Zodiac will run from September 29 through January 5, 2019, at Jeffrey Deitch.

Cao/Humanity at UTA Artist Space

In July, UTA Artist Space, a gallery overseen by United Talent Agency‘s fine art division, moved from its former location in Boyle Heights to a 1940s-constructed warehouse in Beverly Hills that received a design overhaul by none other than Ai Weiwei himself.

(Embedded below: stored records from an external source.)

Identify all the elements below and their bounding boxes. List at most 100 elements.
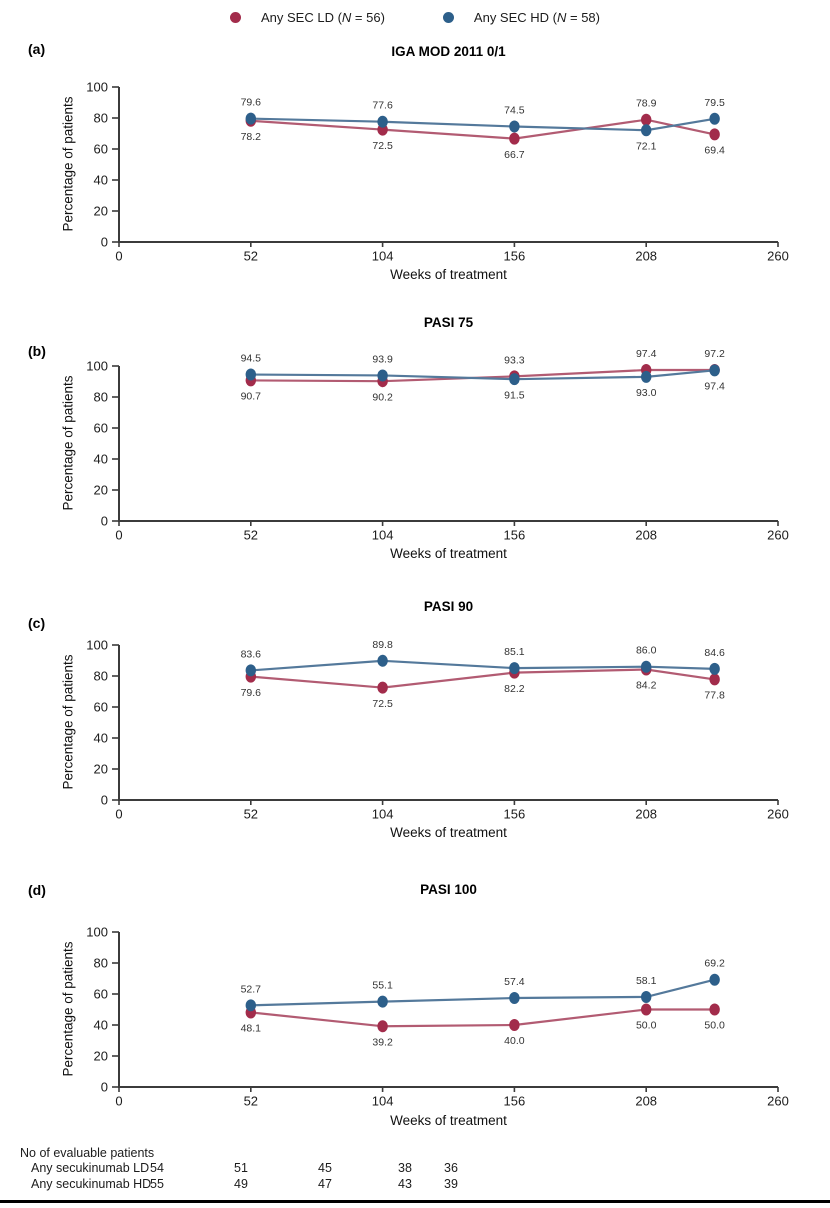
x-tick-label: 260: [767, 528, 789, 543]
x-tick-label: 156: [504, 528, 526, 543]
evaluable-row-hd-label: Any secukinumab HD: [31, 1177, 152, 1191]
x-tick-label: 208: [635, 807, 657, 822]
table-cell: 55: [150, 1177, 164, 1191]
data-point-label-hd: 69.2: [704, 958, 725, 970]
table-cell: 36: [444, 1161, 458, 1175]
data-point-ld: [377, 681, 388, 694]
table-cell: 38: [398, 1161, 412, 1175]
data-point-hd: [377, 995, 388, 1008]
y-tick-label: 0: [101, 792, 108, 807]
data-point-label-ld: 77.8: [704, 690, 725, 702]
y-tick-label: 0: [101, 1079, 108, 1094]
data-point-label-ld: 93.3: [504, 354, 525, 366]
data-point-hd: [377, 654, 388, 667]
x-tick-label: 0: [115, 807, 122, 822]
y-tick-label: 40: [94, 172, 108, 187]
data-point-label-ld: 72.5: [372, 140, 393, 152]
x-tick-label: 156: [504, 1094, 526, 1109]
data-point-ld: [509, 1019, 520, 1031]
data-point-ld: [377, 1020, 388, 1033]
data-point-hd: [245, 664, 256, 677]
x-tick-label: 104: [372, 807, 394, 822]
y-tick-label: 20: [94, 203, 108, 218]
panel-b-letter: (b): [28, 343, 46, 359]
data-point-ld: [509, 132, 520, 145]
y-tick-label: 100: [86, 79, 108, 94]
y-tick-label: 60: [94, 699, 108, 714]
panel-b-title: PASI 75: [423, 315, 474, 330]
table-cell: 49: [234, 1177, 248, 1191]
y-tick-label: 100: [86, 358, 108, 373]
data-point-label-hd: 85.1: [504, 646, 525, 658]
y-tick-label: 80: [94, 389, 108, 404]
data-point-label-hd: 83.6: [241, 648, 262, 660]
y-tick-label: 40: [94, 451, 108, 466]
data-point-hd: [641, 660, 652, 673]
y-tick-label: 80: [94, 668, 108, 683]
data-point-hd: [509, 120, 520, 133]
data-point-label-hd: 79.6: [241, 97, 262, 109]
y-tick-label: 60: [94, 986, 108, 1001]
evaluable-patients-header: No of evaluable patients: [20, 1146, 155, 1160]
data-point-label-hd: 93.9: [372, 353, 393, 365]
ld-series-dot-icon: [230, 12, 241, 23]
table-cell: 47: [318, 1177, 332, 1191]
data-point-ld: [709, 128, 720, 141]
panel-c-title: PASI 90: [423, 599, 474, 614]
legend-item-any-sec-hd: Any SEC HD (N = 58): [442, 10, 600, 25]
data-point-label-ld: 48.1: [241, 1023, 262, 1035]
panel-a-title: IGA MOD 2011 0/1: [391, 44, 506, 59]
legend-label-hd: Any SEC HD (N = 58): [473, 10, 600, 25]
data-point-label-ld: 72.5: [372, 698, 393, 710]
data-point-label-ld: 50.0: [636, 1020, 657, 1032]
data-point-hd: [245, 999, 256, 1012]
data-point-label-hd: 79.5: [704, 97, 725, 109]
data-point-hd: [641, 370, 652, 383]
data-point-label-ld: 69.4: [704, 145, 725, 157]
data-point-hd: [641, 124, 652, 137]
data-point-label-hd: 94.5: [241, 353, 262, 365]
data-point-hd: [245, 368, 256, 381]
data-point-hd: [509, 992, 520, 1005]
x-tick-label: 0: [115, 528, 122, 543]
data-point-label-ld: 90.7: [241, 391, 262, 403]
panel-d-ylabel: Percentage of patients: [60, 941, 76, 1077]
x-tick-label: 208: [635, 1094, 657, 1109]
data-point-label-ld: 39.2: [372, 1036, 393, 1048]
y-tick-label: 60: [94, 420, 108, 435]
panel-a-xlabel: Weeks of treatment: [390, 267, 507, 282]
panel-b-xlabel: Weeks of treatment: [390, 546, 507, 561]
x-tick-label: 0: [115, 1094, 122, 1109]
data-point-hd: [509, 662, 520, 675]
data-point-hd: [709, 662, 720, 675]
data-point-label-hd: 72.1: [636, 140, 657, 152]
data-point-label-hd: 97.2: [704, 348, 725, 360]
data-point-label-hd: 86.0: [636, 645, 657, 657]
y-tick-label: 20: [94, 1048, 108, 1063]
legend-label-ld: Any SEC LD (N = 56): [261, 10, 385, 25]
x-tick-label: 52: [244, 1094, 258, 1109]
panel-a-ylabel: Percentage of patients: [60, 96, 76, 232]
data-point-label-hd: 93.0: [636, 387, 657, 399]
panel-d-title: PASI 100: [420, 882, 477, 897]
y-tick-label: 20: [94, 482, 108, 497]
data-point-hd: [709, 112, 720, 125]
data-point-hd: [709, 973, 720, 986]
table-cell: 54: [150, 1161, 164, 1175]
table-cell: 45: [318, 1161, 332, 1175]
y-tick-label: 40: [94, 730, 108, 745]
data-point-label-hd: 58.1: [636, 975, 657, 987]
figure-bottom-rule: [0, 1200, 830, 1203]
data-point-ld: [641, 113, 652, 126]
x-tick-label: 260: [767, 807, 789, 822]
legend-item-any-sec-ld: Any SEC LD (N = 56): [230, 10, 385, 25]
y-tick-label: 40: [94, 1017, 108, 1032]
table-cell: 43: [398, 1177, 412, 1191]
data-point-label-ld: 97.4: [704, 381, 725, 393]
x-tick-label: 52: [244, 249, 258, 264]
data-point-hd: [709, 364, 720, 377]
data-point-label-ld: 78.2: [241, 131, 262, 143]
x-tick-label: 156: [504, 249, 526, 264]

The 4,000-square-foot, poured-concrete light industrial space features wooden bow-truss ceilings and is located a mere half a block from UTA headquarters. The entire interior, now redesigned according to the artist’s philosophies, is something of a display unto itself, especially given the artist’s perspective on the relationship between art and gallery space. He’s said in the past that when curating his future exhibitions he prefers to take into consideration the conditions of the space in which his art will be shown.

img_3279
Ai Wewei, Cao, 2014.

Photo Credit: Image courtesy of Ai Weiwei Studio

The gallery space will display some of Ai Weiwei’s most iconic marble works this fall, including Cao (2014), a large field of 770 marble grass pieces fitted together on the floor. Humanity is a new collective performance piece that will involve visitors recording themselves reading an excerpt from the artist’s book, Humanity, in the gallery. A video projection will then present these readings publicly every day.

Additional highlights include the massive, 2-ton Iron Tree Trunk (2015); the cheeky glass sculpture Up Yours (2018); Marble Lantern (2014), a replica of a traditional Chinese lantern; Camera with Plinth (2018), which provides further commentary on the artist’s house arrest experience; and Vases with Refugee Motif as a Pillar (2017), which consists of stacked porcelain vases painted with scenes of struggling refugees.

Cao/Humanity will be on display at UTA Artist Space beginning October 4.